India should go ahead with the agreement with caution and on its own terms. Any reduction in tariffs should be done in a phased manner with special care for sectors like agriculture, dairy, and small industries. At the same time, India can use this agreement to build its export markets, bring in high-end technology, and get more involved in the global value chains. Care should be taken to get clarity on the tariff commitments so that India does not face another situation of reversal that can hit its exporters again. Above all, the government should make sure that economic cooperation with the US helps India grow without compromising its policy space.

Conclusion

The ongoing trade talks between India and the US are a reflection of the larger trend in the global economy, where the distinction between economic and strategic intentions is becoming increasingly blurred. The proposed trade deal provides immense opportunities to India to enhance its exports, foreign direct investment, and strategic partnership with the US. However, India faces challenges in the agricultural, digital governance, and autonomy of policy domains are a reminder of the complexity of the trade talks.

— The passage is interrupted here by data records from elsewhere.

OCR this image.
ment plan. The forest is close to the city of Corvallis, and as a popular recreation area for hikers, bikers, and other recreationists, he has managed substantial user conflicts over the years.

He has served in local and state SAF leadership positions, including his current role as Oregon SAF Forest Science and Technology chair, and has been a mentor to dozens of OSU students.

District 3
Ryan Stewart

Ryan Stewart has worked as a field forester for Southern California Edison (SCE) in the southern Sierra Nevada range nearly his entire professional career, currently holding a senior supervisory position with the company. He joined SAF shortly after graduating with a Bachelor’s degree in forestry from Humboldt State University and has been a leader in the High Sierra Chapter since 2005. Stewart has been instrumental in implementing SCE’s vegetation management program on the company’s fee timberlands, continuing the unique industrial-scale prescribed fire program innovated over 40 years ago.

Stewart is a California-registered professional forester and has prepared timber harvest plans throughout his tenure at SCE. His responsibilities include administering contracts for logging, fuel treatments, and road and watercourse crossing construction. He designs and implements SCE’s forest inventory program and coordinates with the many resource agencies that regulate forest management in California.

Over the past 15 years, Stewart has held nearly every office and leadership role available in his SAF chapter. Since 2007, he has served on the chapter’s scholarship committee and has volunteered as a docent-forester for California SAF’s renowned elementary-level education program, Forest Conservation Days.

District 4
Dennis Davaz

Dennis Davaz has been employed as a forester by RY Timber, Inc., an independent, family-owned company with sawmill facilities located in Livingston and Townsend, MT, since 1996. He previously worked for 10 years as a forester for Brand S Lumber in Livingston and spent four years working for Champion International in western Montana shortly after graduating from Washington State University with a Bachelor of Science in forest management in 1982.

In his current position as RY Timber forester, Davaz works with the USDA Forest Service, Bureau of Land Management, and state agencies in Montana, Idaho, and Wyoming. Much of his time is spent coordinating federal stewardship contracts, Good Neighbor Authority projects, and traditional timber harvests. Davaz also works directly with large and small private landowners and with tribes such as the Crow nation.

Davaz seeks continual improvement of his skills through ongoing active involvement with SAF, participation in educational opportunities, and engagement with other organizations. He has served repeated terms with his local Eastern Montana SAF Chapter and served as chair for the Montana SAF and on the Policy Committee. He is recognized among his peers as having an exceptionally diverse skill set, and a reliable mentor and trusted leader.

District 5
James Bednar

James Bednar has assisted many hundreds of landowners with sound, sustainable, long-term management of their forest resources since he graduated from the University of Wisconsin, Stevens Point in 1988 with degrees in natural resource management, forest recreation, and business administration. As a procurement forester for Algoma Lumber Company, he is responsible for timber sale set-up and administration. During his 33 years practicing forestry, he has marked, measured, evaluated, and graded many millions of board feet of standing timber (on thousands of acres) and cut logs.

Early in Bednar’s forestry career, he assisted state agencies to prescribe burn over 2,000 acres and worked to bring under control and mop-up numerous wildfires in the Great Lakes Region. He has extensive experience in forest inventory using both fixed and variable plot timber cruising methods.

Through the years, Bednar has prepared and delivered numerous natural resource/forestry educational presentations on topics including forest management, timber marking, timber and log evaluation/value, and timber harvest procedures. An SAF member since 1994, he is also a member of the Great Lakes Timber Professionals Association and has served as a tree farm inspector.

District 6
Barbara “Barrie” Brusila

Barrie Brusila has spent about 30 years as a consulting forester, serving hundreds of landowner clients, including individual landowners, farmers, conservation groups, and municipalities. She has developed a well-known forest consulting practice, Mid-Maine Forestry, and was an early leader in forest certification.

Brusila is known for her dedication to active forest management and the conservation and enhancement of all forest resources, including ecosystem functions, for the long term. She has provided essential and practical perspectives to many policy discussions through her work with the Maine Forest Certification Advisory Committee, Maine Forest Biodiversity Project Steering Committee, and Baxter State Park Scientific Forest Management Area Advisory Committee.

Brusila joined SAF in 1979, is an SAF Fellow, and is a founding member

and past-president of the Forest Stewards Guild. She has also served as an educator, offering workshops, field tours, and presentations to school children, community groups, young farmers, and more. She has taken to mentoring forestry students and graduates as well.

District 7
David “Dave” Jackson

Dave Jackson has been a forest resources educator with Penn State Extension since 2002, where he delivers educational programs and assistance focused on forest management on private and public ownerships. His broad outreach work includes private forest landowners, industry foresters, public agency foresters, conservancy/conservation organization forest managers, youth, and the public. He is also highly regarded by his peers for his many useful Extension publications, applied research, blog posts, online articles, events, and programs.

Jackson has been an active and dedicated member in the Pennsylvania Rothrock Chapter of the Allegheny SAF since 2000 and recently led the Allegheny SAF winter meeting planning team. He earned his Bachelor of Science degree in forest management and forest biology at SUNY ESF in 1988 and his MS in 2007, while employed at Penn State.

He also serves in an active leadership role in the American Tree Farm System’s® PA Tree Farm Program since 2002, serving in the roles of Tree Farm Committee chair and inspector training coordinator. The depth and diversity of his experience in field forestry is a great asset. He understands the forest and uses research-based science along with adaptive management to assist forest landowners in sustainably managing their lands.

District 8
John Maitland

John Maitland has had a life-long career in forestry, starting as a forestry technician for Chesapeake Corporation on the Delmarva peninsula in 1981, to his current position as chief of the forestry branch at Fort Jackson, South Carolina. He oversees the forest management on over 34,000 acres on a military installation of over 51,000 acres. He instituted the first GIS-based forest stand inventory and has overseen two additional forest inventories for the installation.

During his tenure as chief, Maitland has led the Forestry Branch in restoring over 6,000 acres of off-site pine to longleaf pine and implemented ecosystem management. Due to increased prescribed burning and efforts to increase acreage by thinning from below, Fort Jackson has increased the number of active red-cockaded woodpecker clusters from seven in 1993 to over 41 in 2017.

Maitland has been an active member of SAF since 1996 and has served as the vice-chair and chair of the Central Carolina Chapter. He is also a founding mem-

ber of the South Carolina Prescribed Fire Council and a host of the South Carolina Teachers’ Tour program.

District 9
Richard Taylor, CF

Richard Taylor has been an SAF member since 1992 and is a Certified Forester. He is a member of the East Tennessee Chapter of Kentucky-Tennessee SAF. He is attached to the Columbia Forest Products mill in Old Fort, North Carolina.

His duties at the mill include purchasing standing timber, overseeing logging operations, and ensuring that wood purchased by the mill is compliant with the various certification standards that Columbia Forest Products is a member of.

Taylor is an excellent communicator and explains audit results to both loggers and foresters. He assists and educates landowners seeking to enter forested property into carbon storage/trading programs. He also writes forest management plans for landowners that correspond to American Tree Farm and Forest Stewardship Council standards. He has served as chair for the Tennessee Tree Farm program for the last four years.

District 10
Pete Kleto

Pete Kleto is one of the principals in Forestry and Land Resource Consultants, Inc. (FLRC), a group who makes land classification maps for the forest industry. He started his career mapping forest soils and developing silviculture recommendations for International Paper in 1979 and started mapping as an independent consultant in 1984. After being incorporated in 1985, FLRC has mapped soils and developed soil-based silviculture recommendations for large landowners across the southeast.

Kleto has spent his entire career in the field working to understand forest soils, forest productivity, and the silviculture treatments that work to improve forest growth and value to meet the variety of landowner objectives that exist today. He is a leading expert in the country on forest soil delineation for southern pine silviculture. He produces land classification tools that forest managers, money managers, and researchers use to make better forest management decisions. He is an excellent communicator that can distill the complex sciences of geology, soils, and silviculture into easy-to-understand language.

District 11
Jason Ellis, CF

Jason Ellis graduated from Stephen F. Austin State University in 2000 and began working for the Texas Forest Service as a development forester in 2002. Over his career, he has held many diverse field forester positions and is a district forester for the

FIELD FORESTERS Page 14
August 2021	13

The growing nexus between global trade and strategic intentions demands that the Indian response to the US trade deal be balanced and strategic. Although the strengthening of the economic partnership with the US may enhance the strategic stature of India in the global economy, it is also necessary that the domestic industries and development agenda of India are safeguarded. The success of the trade talks will depend on India’s ability to strike a balance between its economic and strategic intentions and ensure that the new trade order supports the development agenda of India and helps to build a stable and resilient India-US relationship.